Unable to DataBlock - 'Series' object has no attribute

Hi all,
I am following fastai v2 text classification tutorial (ULMFiT approach) using my own dataset. The first language model part went fine, thenI had an issue on loading my multilabel dataset for classification part.

I am currently on fastai 2.0.8. My dataset is a pandas dataframe and looks like this.

I then created a DataBlock object and called datasets I got this AttributeError: 'Series' object has no attribute 'proc_name' error which I cannot figure out.

Before I went into DataBlock approach I have also tried TextDataLoaders using label_delim but it ended up with unhashable type: 'list' error.

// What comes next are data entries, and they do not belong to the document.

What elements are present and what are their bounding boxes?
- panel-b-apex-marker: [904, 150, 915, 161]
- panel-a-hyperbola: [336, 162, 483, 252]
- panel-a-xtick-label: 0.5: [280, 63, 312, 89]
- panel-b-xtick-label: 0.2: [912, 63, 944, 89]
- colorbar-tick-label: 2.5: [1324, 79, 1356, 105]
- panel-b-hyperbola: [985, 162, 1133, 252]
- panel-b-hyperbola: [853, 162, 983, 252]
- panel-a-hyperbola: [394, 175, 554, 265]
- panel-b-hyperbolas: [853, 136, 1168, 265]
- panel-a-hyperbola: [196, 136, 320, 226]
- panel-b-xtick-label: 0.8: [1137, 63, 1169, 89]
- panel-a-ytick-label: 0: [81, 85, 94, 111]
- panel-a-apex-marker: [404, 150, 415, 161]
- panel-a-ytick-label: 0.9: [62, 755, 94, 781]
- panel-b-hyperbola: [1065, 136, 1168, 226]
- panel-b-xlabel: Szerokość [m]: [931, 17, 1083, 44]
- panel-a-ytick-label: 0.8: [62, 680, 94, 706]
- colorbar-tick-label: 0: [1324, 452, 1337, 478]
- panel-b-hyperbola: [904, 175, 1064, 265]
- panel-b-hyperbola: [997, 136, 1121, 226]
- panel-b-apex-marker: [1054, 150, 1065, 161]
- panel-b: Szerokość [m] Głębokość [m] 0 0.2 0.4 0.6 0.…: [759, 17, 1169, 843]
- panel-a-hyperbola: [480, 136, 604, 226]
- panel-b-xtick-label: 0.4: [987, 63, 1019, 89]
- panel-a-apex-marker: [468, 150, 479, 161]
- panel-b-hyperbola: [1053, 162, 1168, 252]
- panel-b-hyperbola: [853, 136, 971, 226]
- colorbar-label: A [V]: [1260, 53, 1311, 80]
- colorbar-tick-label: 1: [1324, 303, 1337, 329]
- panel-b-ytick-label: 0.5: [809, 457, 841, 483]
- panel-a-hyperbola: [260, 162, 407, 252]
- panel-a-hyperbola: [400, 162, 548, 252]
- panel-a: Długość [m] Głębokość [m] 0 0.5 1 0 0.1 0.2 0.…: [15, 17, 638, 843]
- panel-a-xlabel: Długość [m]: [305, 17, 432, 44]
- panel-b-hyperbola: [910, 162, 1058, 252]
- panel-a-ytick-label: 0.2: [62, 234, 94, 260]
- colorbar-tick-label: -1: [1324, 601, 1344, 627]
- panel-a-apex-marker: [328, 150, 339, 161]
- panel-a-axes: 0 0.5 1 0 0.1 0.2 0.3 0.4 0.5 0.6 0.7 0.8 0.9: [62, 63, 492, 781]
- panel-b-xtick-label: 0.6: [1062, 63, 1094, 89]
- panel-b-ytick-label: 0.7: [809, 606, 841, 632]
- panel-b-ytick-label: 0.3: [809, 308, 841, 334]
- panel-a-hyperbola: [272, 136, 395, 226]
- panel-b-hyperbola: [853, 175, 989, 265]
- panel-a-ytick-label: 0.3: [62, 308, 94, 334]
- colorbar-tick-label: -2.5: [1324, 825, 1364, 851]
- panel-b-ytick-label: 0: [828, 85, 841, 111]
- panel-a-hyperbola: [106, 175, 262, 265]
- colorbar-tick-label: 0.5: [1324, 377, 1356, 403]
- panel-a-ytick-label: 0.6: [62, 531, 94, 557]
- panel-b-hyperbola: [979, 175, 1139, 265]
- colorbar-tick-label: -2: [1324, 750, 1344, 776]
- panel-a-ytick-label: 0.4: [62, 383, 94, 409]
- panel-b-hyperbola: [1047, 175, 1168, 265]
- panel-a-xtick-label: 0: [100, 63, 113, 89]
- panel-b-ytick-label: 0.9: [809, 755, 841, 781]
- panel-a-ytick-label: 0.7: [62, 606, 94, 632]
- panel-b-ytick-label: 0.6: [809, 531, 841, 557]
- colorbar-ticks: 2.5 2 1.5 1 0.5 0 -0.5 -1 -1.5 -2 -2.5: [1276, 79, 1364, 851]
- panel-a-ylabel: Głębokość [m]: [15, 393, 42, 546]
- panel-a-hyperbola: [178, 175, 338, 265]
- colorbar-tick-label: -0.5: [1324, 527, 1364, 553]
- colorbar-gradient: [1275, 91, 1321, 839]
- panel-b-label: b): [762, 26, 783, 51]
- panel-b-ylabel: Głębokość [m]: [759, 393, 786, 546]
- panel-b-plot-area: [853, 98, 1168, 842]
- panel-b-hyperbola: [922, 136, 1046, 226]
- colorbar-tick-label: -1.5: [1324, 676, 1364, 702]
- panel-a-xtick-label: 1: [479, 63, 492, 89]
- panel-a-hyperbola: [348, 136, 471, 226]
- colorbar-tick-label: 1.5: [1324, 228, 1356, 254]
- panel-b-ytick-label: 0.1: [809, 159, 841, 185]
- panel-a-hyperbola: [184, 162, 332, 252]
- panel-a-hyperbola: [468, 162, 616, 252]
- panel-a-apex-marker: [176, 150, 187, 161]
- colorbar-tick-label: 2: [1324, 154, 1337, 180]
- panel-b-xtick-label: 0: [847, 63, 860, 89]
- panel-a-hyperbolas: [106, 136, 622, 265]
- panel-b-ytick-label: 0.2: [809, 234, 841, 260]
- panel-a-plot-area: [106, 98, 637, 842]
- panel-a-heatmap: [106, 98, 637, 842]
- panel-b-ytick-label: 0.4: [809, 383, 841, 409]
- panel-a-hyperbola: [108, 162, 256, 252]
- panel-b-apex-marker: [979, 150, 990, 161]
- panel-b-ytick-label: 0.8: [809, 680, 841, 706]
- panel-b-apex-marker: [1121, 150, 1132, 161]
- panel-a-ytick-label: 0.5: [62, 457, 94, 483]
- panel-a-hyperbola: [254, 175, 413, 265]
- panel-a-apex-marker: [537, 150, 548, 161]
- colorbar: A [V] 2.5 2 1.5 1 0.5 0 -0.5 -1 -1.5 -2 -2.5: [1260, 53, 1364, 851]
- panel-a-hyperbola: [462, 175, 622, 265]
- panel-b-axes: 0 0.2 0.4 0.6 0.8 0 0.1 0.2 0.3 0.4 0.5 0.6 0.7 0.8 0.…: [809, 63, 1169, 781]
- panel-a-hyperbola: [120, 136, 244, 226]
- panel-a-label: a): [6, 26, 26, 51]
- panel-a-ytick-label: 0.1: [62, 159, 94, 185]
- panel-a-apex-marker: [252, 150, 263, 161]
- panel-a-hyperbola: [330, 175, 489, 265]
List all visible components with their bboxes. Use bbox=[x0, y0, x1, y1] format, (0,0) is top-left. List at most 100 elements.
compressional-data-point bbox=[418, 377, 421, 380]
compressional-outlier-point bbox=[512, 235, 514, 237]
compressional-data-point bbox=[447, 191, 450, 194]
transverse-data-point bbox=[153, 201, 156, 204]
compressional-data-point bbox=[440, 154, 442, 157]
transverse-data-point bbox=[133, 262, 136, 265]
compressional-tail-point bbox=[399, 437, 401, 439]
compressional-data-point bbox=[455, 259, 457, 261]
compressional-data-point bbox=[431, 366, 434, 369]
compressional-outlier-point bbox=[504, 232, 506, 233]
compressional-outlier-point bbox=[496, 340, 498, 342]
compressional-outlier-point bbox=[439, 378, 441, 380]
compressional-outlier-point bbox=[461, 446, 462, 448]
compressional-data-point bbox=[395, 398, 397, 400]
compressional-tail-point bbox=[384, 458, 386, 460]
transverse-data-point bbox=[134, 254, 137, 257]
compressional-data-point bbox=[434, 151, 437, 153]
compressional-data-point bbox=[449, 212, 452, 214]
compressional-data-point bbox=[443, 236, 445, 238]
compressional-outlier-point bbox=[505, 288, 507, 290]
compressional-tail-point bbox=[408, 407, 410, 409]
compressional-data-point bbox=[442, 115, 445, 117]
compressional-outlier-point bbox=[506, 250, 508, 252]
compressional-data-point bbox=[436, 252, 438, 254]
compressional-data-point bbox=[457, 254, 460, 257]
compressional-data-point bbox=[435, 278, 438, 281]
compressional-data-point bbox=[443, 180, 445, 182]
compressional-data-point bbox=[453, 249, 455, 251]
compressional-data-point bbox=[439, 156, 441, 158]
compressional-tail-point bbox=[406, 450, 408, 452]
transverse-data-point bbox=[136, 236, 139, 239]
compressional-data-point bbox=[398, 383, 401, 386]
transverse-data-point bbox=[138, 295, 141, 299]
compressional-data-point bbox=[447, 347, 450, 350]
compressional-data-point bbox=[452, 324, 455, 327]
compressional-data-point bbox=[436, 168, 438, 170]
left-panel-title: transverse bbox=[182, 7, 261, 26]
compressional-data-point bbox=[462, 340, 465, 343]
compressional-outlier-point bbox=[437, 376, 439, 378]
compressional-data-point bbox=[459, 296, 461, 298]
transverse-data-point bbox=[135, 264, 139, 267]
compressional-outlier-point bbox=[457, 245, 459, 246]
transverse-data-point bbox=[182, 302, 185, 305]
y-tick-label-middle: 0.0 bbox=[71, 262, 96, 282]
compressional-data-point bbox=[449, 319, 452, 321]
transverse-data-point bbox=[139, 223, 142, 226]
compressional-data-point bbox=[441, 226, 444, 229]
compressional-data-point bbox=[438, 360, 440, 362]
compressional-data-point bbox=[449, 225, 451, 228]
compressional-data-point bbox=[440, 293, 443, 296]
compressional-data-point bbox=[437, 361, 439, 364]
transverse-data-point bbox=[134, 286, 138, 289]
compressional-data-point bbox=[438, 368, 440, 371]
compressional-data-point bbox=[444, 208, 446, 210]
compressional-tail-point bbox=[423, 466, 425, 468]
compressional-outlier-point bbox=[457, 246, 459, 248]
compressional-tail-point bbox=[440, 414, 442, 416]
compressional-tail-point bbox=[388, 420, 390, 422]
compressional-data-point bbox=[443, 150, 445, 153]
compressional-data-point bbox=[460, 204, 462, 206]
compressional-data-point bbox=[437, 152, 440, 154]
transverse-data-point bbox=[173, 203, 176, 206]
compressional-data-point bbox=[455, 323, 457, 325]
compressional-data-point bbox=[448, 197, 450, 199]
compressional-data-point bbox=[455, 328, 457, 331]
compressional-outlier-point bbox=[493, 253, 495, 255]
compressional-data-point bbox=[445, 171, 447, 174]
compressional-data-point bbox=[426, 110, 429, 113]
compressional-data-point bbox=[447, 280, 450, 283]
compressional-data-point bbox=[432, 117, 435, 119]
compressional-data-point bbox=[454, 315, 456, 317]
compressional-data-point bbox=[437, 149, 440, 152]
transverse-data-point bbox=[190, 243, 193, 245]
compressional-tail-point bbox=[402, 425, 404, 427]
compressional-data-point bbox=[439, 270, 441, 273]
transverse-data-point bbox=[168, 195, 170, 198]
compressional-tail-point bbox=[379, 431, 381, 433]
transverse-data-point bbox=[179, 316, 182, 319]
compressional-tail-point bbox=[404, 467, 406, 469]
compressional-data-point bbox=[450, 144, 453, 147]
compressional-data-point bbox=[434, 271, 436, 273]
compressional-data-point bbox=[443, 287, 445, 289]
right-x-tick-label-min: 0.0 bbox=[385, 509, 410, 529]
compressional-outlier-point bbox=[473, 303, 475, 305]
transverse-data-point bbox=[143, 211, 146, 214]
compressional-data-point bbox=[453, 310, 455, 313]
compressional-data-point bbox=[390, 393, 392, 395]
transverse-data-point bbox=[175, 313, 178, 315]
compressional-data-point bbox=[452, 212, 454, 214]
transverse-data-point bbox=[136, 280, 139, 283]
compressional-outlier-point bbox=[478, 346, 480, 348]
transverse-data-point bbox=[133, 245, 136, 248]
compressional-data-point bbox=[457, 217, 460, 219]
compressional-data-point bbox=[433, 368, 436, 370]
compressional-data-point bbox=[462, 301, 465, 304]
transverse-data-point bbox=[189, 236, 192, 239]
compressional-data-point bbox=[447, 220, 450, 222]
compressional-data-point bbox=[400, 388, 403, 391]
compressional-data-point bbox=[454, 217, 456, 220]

The main purpose is to create a dataset with multilabels to feed to the classifier. Any suggestions would be appreciated. Thanks.

Is this a private or public dataset?

It’s a private one.

I found the issue related to this. The problem is the following line, which takes only takes text as argument unless res_col_name was specified.

get_x=ColReader('proc_name')

Thanks kmule, I had the same problem and it cost me about an hour.

The example at https://docs.fast.ai/text.data#TextBlock.from_df is unhelpfully misleading. The source text column in the example file is called text, but this has nothing to do with why the argument to get_x is also text.

You can either use res_col_name to change the output column name, or just understand that TextBlock.from_df is going to put the tokenised text into a column called text no matter what your source column is called:

wl_clas = DataBlock(
    blocks=(TextBlock.from_df('why_looking', seq_len=72), CategoryBlock),
    get_x=ColReader('text'),
    get_y=ColReader('outcome'),
    splitter=RandomSplitter()
).dataloaders(df, bs=64)
3 Likes

thanks!!! its really misleading